The hydraulic jack and stressing chair are calibrated and ready on the Portsdown Hill site. Anchoring into the chalk here demands precision—Portsmouth’s Upper Chalk strata can vary by metres across a single project footprint. Our team has designed restraint systems across the city, from the deep excavations near Gunwharf Quays to the retained cuts along the M275 approach. Every anchor we specify starts with a ground investigation that maps flint bands and weathered zones. We then model the bond length against BS 8081:2015 parameters, ensuring the fixed anchor reaches competent chalk below the softened crest. For sites closer to the harbour, where made ground and alluvium overlie the bedrock, we often combine anchor design with a CPT test to pinpoint the interface before selecting the drill method.
An anchor’s capacity in Portsmouth chalk depends more on the flint distribution and fracture spacing than on the intact UCS of the core.
Process overview
Local context
A 14-storey residential project on Marketway faced a 9-metre deep excavation with only 4 metres to the neighbouring Victorian warehouse. Active ground anchors were the only viable restraint. We designed a row of 15-metre long strand anchors at 2-metre centres, inclined at 25° into the Newhaven Chalk. During the suitability test, one anchor crept 2.1 mm per log cycle—just above the BS 8081 threshold. The chalk had a localised solution feature filled with soft clay. We shifted the bond zone deeper and re-grouted under low pressure. Without that iterative testing, the load redistribution across the wall could have triggered differential movement in the adjacent footing. In Portsmouth’s variable chalk, a rigid design without field adjustment is a liability. Each anchor must be treated as a full-scale test.
Reference standards
BS 8081:2015 – Code of practice for grouted anchors, BS EN 1997-1:2004 – Eurocode 7: Geotechnical design, BS EN 1537:2013 – Execution of special geotechnical work: Ground anchors, CIRIA C760 – Guidance on embedded retaining wall design
Additional services
Active (prestressed) anchor design
Suitable for retaining walls and deep basements where movement must be controlled from the start. We specify the lock-off load, free length, and bond length based on a limit equilibrium analysis of the wall system. The stressing procedure follows BS EN 1537, with lift-off checks and lock-off recorded at each stage. We design for single and double corrosion protection depending on the service life, using strand or bar tendons.
Passive ground anchor systems
Used in slope stabilisation, rockfall nets, and uplift restraint where load is only mobilised by ground displacement. We design the fixed anchor length to transfer load through friction in the chalk or the gravelly layers of the River Terrace Deposits. The design integrates with the drainage regime—critical on Portsdown Hill where pore pressures fluctuate seasonally and can reduce effective bond stress.
Typical parameters
Quick answers
What is the difference between active and passive anchor design?
Active anchors are tensioned against the structure during installation, applying an immediate load to the wall or slab.
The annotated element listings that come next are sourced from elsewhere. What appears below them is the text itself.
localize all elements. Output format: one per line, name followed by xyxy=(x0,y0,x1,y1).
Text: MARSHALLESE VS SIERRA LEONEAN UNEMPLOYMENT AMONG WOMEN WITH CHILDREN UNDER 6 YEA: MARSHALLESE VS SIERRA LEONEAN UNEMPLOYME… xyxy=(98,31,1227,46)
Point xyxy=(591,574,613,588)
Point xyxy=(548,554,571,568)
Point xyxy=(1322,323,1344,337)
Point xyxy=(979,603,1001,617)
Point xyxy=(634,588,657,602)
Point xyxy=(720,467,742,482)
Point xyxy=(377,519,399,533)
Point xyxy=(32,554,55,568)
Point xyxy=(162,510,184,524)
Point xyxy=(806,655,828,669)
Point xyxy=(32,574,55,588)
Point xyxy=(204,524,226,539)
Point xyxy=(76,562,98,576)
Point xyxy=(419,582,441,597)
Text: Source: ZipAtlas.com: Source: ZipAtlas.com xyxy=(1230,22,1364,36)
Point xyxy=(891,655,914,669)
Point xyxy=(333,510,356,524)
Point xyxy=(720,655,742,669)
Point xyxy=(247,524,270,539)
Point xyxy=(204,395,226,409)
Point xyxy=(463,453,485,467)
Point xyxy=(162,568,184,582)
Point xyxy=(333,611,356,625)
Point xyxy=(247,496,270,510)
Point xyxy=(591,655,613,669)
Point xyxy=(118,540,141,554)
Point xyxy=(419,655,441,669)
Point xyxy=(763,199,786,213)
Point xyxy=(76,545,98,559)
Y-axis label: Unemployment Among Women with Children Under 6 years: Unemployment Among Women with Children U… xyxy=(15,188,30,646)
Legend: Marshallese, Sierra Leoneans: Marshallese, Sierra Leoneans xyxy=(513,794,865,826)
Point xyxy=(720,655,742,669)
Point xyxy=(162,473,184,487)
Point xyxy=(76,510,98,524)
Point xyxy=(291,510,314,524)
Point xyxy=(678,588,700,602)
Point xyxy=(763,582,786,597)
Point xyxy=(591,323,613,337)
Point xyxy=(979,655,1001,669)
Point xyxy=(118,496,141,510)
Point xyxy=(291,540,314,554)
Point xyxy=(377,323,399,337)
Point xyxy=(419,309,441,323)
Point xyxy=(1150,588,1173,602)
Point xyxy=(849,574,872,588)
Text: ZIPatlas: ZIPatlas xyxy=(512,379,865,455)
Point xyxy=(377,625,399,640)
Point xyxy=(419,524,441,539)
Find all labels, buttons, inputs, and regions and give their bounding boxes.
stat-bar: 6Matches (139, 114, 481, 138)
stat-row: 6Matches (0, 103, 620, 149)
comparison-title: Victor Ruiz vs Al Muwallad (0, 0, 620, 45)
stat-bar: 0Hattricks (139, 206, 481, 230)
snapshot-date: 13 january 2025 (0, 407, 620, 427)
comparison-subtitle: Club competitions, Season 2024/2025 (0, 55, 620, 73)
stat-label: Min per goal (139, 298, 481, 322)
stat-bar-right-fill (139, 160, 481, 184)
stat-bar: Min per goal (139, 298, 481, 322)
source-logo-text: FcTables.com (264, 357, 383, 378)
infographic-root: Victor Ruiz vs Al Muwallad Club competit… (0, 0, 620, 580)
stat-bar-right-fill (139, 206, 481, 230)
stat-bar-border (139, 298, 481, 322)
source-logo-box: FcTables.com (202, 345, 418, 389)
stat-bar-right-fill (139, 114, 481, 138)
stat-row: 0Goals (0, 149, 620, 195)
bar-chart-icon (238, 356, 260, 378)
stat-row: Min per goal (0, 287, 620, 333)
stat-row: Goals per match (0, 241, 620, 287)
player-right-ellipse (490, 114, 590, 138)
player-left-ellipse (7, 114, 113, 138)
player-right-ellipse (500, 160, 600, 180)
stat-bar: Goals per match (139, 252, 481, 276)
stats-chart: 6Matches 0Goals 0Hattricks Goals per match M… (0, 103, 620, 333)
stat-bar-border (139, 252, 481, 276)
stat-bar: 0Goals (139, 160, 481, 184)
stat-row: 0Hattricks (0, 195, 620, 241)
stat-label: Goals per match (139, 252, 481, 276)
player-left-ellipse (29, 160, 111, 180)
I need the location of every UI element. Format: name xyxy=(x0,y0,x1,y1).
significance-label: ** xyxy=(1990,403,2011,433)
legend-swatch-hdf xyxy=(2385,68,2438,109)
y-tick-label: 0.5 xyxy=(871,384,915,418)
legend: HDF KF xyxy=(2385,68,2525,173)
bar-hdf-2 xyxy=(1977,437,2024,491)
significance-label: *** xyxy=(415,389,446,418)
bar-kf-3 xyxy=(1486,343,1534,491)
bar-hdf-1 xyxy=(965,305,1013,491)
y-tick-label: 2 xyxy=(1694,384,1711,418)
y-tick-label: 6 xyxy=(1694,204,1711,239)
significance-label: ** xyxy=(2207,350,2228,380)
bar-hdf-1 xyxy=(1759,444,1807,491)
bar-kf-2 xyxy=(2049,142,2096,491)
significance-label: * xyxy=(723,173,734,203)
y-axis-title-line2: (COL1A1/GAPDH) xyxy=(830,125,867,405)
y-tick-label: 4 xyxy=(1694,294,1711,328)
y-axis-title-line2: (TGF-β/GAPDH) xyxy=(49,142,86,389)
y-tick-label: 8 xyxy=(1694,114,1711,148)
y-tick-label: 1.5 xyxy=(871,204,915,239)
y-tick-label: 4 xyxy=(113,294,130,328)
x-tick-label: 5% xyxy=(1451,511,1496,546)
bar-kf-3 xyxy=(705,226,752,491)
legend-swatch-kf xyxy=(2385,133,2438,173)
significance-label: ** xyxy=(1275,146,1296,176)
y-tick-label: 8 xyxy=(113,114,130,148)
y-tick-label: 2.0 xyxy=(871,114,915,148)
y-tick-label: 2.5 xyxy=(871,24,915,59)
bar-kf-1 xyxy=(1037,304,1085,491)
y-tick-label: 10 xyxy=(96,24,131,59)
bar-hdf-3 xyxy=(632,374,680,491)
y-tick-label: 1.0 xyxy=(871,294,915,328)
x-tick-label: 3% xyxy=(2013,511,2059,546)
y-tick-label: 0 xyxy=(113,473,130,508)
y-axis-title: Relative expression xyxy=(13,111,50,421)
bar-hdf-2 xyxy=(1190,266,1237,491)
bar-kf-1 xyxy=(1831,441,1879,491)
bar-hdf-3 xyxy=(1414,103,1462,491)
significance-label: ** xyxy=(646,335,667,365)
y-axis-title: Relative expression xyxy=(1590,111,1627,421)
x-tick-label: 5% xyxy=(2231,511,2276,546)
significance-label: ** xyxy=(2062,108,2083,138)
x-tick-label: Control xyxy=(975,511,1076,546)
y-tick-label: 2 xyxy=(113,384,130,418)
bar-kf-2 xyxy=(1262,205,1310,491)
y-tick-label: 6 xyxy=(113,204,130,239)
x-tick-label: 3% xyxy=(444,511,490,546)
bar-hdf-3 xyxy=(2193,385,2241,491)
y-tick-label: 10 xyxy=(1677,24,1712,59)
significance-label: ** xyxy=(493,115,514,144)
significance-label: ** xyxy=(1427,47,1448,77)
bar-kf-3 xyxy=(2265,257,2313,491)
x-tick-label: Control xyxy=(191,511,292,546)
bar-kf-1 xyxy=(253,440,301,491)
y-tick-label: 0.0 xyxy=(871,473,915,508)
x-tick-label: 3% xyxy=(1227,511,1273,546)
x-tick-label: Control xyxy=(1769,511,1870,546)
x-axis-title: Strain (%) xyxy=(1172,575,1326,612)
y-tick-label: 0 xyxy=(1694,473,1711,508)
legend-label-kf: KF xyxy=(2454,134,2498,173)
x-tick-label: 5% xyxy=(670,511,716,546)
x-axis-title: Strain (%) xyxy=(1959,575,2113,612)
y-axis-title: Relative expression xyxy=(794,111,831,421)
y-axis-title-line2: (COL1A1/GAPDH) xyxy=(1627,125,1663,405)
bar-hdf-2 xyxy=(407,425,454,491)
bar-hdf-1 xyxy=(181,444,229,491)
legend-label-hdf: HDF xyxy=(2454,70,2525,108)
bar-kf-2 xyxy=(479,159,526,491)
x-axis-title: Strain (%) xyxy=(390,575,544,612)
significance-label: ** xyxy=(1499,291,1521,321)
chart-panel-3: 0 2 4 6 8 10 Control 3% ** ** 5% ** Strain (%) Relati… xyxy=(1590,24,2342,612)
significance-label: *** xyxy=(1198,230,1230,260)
They control movement from day one. Passive anchors only develop resistance once the ground moves and loads the tendon. In Portsmouth, we use active anchors for basement excavations near sensitive structures, and passive anchors for long-term slope stabilisation on the chalk escarpment.
How do you determine the bond length in Portsmouth chalk?
Bond length is calculated from the ultimate bond stress values in BS 8081:2015, adjusted for chalk grade and fracture spacing. We take site-specific values from pull-out tests on sacrificial anchors. A structured Grade II chalk might give 350 kPa ultimate bond, but a weathered Grade IV zone could drop to 150 kPa. The design bond length includes a factor of safety of 2.5 on the ultimate value.
Do you handle corrosion protection for permanent anchors?
Yes. Permanent anchors in Portsmouth’s saline harbour environment require double corrosion protection per BS 8081. This means a corrugated internal sheath, a cement grout column, and an external corrugated sheath with grout cover. We specify the type of protection based on the aggressivity assessment of the ground and groundwater, tested for chlorides and sulphates.
How much does anchor design and testing cost for a typical project?
A full anchor design package with suitability and acceptance testing typically ranges from £830 to £2,870, depending on the number of anchors and the complexity of the ground investigation. This covers the design report, test specifications, and on-site supervision of the first anchor installations.